Land use/cover change is the main reason for the variation of ecosystem carbon storage. The study of the impact of land use on carbon storage has certain reference values for realizing high-quality development in the Yellow River Basin. In this paper, the InVEST model was used to simulate the variation of carbon storage in the Yellow River Basin in 2000, 2005, 2010, 2015, and 2020, and to predict the carbon storage in 2030 in combination with the CA-Markov model, as well as to discuss the impact of land use on carbon storage. The results showed that: (1) The variation trend of carbon storage for different land use types in the Yellow River Basin was different and was mainly manifested as a decrease of cultivated land and unused land, and an increase of forest land, grassland, water, and construction land.

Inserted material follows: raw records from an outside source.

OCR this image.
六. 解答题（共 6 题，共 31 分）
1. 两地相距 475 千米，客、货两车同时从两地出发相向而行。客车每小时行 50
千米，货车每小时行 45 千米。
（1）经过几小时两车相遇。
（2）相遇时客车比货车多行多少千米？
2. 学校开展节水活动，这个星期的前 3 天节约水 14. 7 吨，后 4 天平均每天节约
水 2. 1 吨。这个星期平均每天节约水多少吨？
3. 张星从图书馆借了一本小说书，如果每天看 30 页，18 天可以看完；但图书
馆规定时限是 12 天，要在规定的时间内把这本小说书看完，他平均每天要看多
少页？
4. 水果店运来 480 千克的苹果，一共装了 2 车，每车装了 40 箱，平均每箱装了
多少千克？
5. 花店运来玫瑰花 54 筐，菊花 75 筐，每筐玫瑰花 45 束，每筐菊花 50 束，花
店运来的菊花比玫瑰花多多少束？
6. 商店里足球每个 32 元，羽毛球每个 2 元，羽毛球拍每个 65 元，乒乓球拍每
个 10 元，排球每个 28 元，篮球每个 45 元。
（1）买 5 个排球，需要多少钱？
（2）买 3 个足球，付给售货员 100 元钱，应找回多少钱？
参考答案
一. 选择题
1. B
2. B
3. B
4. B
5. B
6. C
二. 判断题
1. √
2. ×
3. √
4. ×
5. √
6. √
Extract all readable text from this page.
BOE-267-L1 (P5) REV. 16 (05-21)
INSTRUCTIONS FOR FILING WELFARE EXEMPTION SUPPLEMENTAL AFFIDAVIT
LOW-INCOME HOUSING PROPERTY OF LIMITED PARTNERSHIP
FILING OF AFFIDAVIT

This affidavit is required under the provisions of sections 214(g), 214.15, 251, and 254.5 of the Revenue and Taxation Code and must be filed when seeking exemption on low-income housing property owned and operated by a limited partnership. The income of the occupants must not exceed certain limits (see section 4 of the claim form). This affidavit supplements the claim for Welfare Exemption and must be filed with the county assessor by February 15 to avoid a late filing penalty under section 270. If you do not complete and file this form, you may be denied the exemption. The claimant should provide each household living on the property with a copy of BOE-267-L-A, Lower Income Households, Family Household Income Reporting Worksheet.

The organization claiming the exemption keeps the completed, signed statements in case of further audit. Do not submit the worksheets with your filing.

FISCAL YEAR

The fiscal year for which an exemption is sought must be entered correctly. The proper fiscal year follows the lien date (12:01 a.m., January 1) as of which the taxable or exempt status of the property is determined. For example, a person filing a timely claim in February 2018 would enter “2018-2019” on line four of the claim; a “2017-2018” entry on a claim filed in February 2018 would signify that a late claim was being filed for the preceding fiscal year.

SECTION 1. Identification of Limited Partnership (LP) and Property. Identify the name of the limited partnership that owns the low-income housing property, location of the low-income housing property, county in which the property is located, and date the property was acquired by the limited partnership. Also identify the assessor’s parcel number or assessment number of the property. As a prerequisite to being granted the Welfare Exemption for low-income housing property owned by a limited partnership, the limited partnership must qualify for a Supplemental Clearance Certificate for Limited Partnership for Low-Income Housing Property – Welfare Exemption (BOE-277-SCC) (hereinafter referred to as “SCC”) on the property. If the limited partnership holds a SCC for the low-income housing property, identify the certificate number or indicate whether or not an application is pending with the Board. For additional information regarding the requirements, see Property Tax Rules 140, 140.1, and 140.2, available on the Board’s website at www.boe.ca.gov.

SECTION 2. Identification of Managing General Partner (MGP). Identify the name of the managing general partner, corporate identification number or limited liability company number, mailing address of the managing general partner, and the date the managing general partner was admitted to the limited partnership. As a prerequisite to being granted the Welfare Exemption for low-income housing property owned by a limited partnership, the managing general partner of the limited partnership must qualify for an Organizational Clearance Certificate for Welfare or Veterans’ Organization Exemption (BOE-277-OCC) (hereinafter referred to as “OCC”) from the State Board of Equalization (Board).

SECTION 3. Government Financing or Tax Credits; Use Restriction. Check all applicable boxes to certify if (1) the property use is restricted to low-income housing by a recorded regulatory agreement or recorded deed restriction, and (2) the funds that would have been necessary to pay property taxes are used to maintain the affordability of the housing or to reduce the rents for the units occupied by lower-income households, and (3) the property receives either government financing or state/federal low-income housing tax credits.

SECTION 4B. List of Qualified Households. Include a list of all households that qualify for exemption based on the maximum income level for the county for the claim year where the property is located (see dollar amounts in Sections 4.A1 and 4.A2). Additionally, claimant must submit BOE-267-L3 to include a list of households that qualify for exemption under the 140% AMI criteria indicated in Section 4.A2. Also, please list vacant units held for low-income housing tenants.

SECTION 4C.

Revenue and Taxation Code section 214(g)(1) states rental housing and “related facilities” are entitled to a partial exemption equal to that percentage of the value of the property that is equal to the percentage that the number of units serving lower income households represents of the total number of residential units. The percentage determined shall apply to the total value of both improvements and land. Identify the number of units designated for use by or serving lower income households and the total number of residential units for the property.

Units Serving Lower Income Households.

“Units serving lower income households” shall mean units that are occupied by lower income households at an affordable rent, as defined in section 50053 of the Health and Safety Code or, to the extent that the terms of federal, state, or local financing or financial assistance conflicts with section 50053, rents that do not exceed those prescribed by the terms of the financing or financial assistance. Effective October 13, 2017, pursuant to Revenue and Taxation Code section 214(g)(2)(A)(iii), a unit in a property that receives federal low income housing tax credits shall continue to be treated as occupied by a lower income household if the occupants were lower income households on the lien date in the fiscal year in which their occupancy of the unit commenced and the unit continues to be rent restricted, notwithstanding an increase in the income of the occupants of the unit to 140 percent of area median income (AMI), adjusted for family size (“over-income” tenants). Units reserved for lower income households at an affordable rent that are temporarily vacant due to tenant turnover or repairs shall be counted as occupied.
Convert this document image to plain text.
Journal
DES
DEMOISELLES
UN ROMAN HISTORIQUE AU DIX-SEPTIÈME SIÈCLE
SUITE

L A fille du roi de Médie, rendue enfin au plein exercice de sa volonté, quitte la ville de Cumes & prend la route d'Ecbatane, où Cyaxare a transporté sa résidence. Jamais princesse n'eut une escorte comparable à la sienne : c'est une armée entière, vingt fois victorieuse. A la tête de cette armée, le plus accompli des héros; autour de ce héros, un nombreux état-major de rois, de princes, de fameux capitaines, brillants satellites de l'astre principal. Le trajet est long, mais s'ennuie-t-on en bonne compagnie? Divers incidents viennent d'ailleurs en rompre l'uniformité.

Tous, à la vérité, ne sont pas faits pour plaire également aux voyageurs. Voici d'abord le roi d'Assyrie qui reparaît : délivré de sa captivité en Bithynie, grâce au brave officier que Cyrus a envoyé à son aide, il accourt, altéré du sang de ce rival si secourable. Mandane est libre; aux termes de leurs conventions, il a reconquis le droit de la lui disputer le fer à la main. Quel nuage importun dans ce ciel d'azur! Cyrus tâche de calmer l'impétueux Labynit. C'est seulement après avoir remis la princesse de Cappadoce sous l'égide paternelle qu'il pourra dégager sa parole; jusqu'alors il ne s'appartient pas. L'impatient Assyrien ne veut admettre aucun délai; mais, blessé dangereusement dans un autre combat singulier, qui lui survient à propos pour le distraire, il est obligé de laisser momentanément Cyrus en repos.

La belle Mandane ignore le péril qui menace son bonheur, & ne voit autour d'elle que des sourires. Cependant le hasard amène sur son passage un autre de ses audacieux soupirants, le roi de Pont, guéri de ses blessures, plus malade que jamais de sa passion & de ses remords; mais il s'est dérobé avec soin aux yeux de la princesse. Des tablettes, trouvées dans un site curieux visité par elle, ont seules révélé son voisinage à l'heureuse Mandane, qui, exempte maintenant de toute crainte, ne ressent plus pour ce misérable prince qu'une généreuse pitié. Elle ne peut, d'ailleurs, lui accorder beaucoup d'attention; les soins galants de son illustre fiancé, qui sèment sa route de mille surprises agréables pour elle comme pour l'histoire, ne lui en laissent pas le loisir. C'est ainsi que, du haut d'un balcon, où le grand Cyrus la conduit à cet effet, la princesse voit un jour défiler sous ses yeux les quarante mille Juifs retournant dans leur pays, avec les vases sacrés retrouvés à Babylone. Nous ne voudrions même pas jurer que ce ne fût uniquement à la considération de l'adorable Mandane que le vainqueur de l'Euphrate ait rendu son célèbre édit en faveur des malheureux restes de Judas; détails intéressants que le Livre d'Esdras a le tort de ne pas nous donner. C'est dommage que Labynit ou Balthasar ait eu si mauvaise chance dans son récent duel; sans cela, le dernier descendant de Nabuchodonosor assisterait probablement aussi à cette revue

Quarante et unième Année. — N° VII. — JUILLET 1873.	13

The carbon storage in the provincial key development prioritized zone, national development optimized zone, and provincial development optimized zone showed decreasing trends, while the national key development prioritized zone and national major grain producing zone presented a fluctuating downward trend. (2) The ecosystem carbon storage function weakened after 2000, and part of the carbon sink area transformed into a carbon source area. The area with low carbon storage was distributed in the west of the provincial key ecological function zone, and the area with high carbon storage was concentrated in the south and middle of national key ecological function zone and the east of the provincial key ecological function zone. (3) The carbon loss was largest in the urban expansion scenario (UES), followed by the natural development scenario (NDS) and ecological protection scenario (EPS). The carbon storage of different scenarios presented significant positive correlations with land use intensity.